I eat beets because I love their flavor, but the bonus is that they have lots of good stuff to help fuel our bodies. I love when that happens.... okay, in reality all real, whole foods have good stuff.

  • Beets contain phytonutrients (betalains) that are be helpful for body functions like liver detoxification, boosting stamina and lowering inflammation. They're also high in fiber, immune-boosting vitamin C, fiber, potassium and manganese, and B vitamin folate.
  • Unlike some other food pigments, the amount of betalains lost from food is increased as the length of cooking time is increased, so keep beet steaming time to 15 minutes or less, and roasting time to under an hour.
  • Golden beets contain more lutein than red ones! Lutein often contributes to the yellow color of veggies, so they usually contain more lutein than red versions of foods. Lutein may help protect our retinas from the damaging effects of blue light on your eyes.
  • Most people only focus on the root (they're actually often called beetroot), but the greens can be eaten too! (Usually sautéed) As well as other micronutrients, beet greens supply significant amounts of vitamin A, vitamin C, vitamin E, calcium, lutein and iron.
  • When you eat lots of red beets, you might experience something that can be unnecessarily scary... pink pee! If you've been eating lots of red beets, no need to worry about blood in your urine. There's a bit of a debate as to the cause though: some say that it could be a sign that you have low stomach acid and aren't breaking it down as well; others claim it may relate to iron absorption; and others say there's absolutely no cause for any alarm. Either way, you can keep on eating 'em!

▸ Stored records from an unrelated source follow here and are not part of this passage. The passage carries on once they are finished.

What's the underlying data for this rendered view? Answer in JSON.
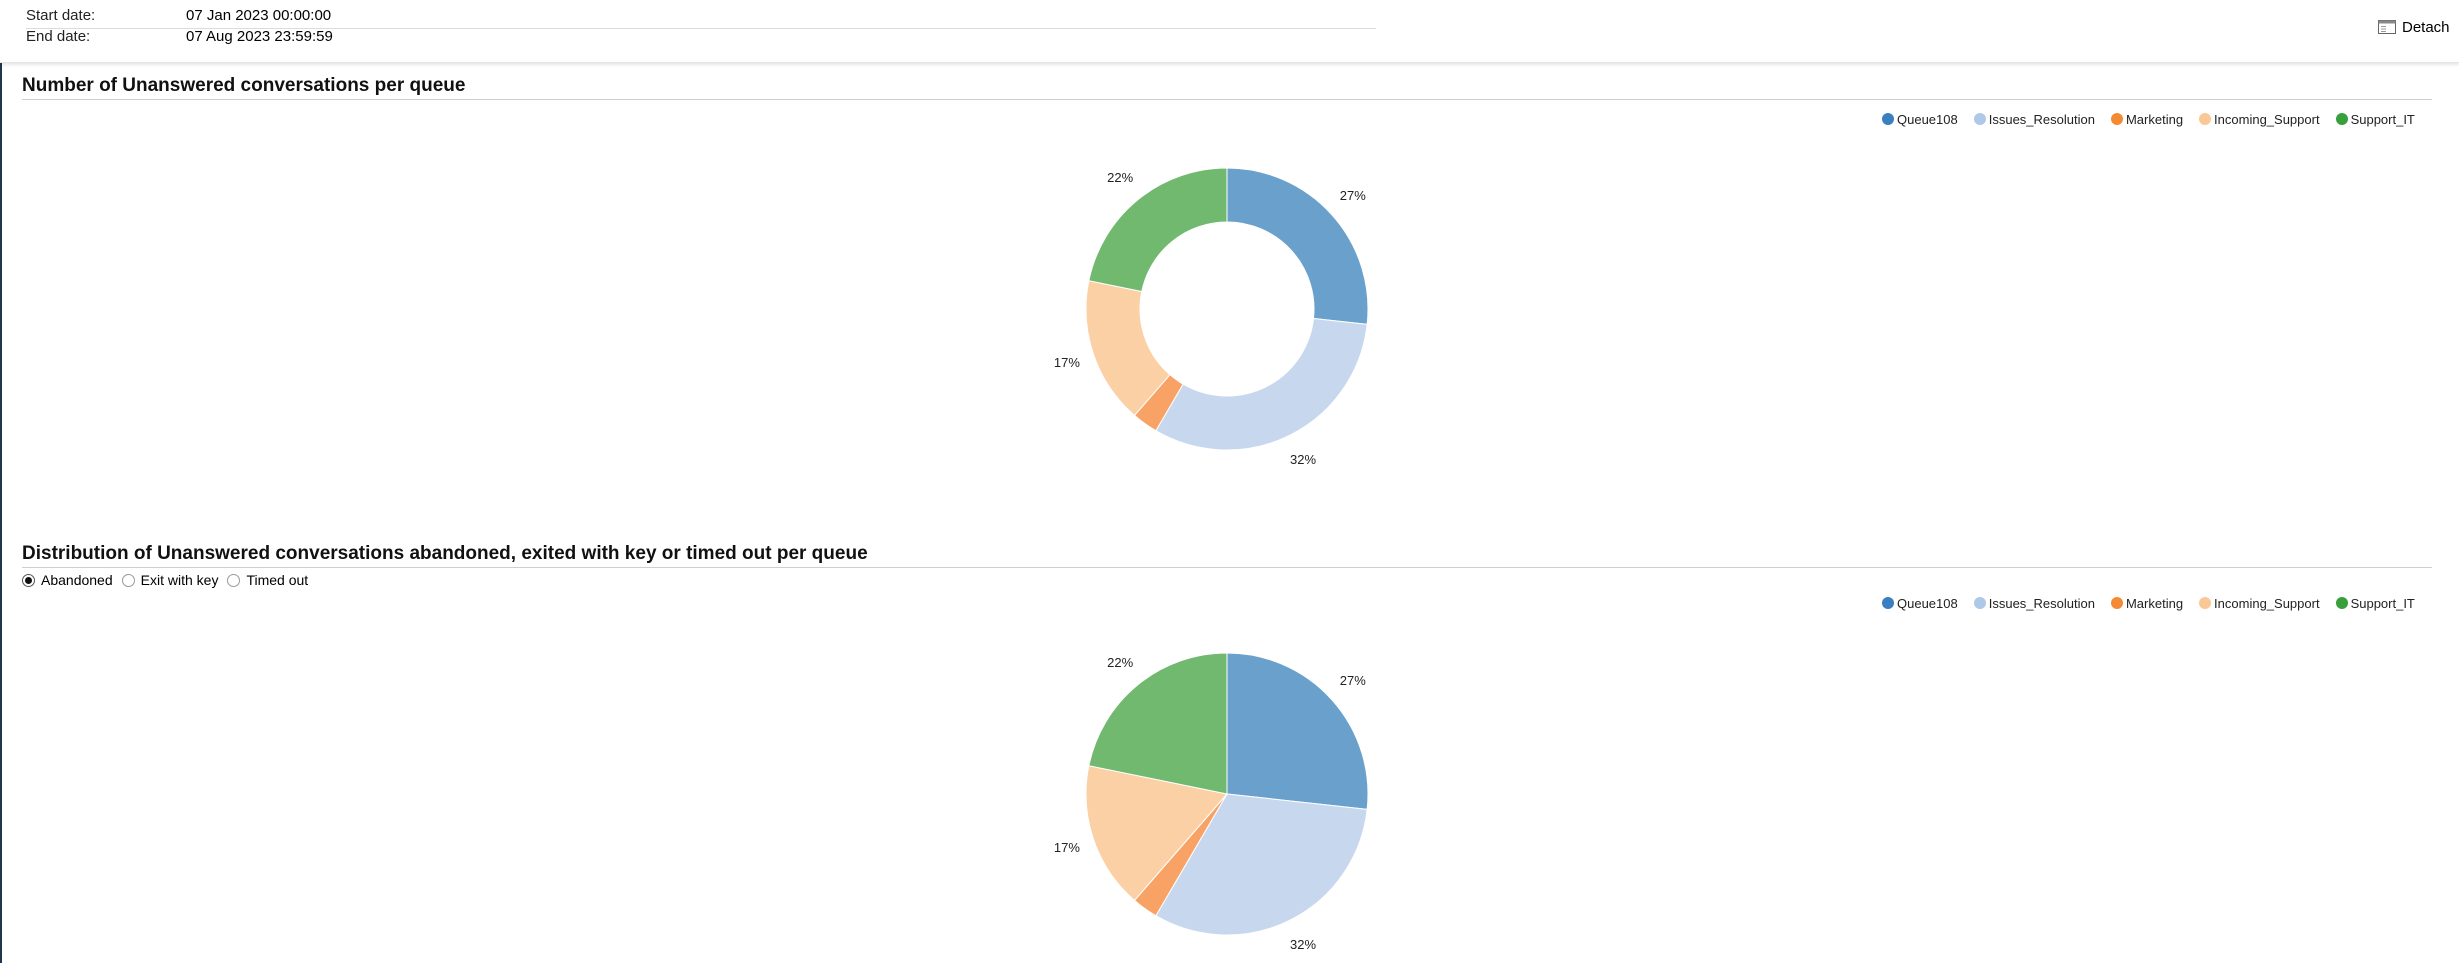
{
  "header": {
    "start_label": "Start date:",
    "start_value": "07 Jan 2023 00:00:00",
    "end_label": "End date:",
    "end_value": "07 Aug 2023 23:59:59",
    "detach_label": "Detach",
    "detach_icon": "window-icon"
  },
  "colors": {
    "Queue108": "#6aa1cc",
    "Issues_Resolution": "#c7d8ee",
    "Marketing": "#f9a266",
    "Incoming_Support": "#fbd0a5",
    "Support_IT": "#70b96e"
  },
  "legend": [
    {
      "name": "Queue108",
      "color": "#3a7fc0"
    },
    {
      "name": "Issues_Resolution",
      "color": "#aec8e8"
    },
    {
      "name": "Marketing",
      "color": "#f58a34"
    },
    {
      "name": "Incoming_Support",
      "color": "#f9c894"
    },
    {
      "name": "Support_IT",
      "color": "#37a03a"
    }
  ],
  "section1": {
    "title": "Number of Unanswered conversations per queue"
  },
  "section2": {
    "title": "Distribution of Unanswered conversations abandoned, exited with key or timed out per queue",
    "options": [
      "Abandoned",
      "Exit with key",
      "Timed out"
    ],
    "selected": "Abandoned"
  },
  "chart_data": [
    {
      "type": "pie",
      "variant": "donut",
      "title": "Number of Unanswered conversations per queue",
      "categories": [
        "Queue108",
        "Issues_Resolution",
        "Marketing",
        "Incoming_Support",
        "Support_IT"
      ],
      "values": [
        27,
        32,
        3,
        17,
        22
      ],
      "labels": [
        "27%",
        "32%",
        "",
        "17%",
        "22%"
      ],
      "legend_position": "top-right"
    },
    {
      "type": "pie",
      "title": "Distribution of Unanswered conversations abandoned, exited with key or timed out per queue",
      "categories": [
        "Queue108",
        "Issues_Resolution",
        "Marketing",
        "Incoming_Support",
        "Support_IT"
      ],
      "values": [
        27,
        32,
        3,
        17,
        22
      ],
      "labels": [
        "27%",
        "32%",
        "",
        "17%",
        "22%"
      ],
      "legend_position": "top-right"
    }
  ]
}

Meal inspiration: bean + beet burgers, roasted beets with goat cheese in salad or on a sandwich (like a fancy grilled cheese... yum!), roasted beets and butternut squash + sautéed beet greens, beet hummus, red velvet cake (instead of using red food dye), pickled, juiced, sliced thinly & baked into chips, balsamic beets + beet greens.... so many possibilities!

Are you trying any beet recipes this week? What's your preference, red or gold?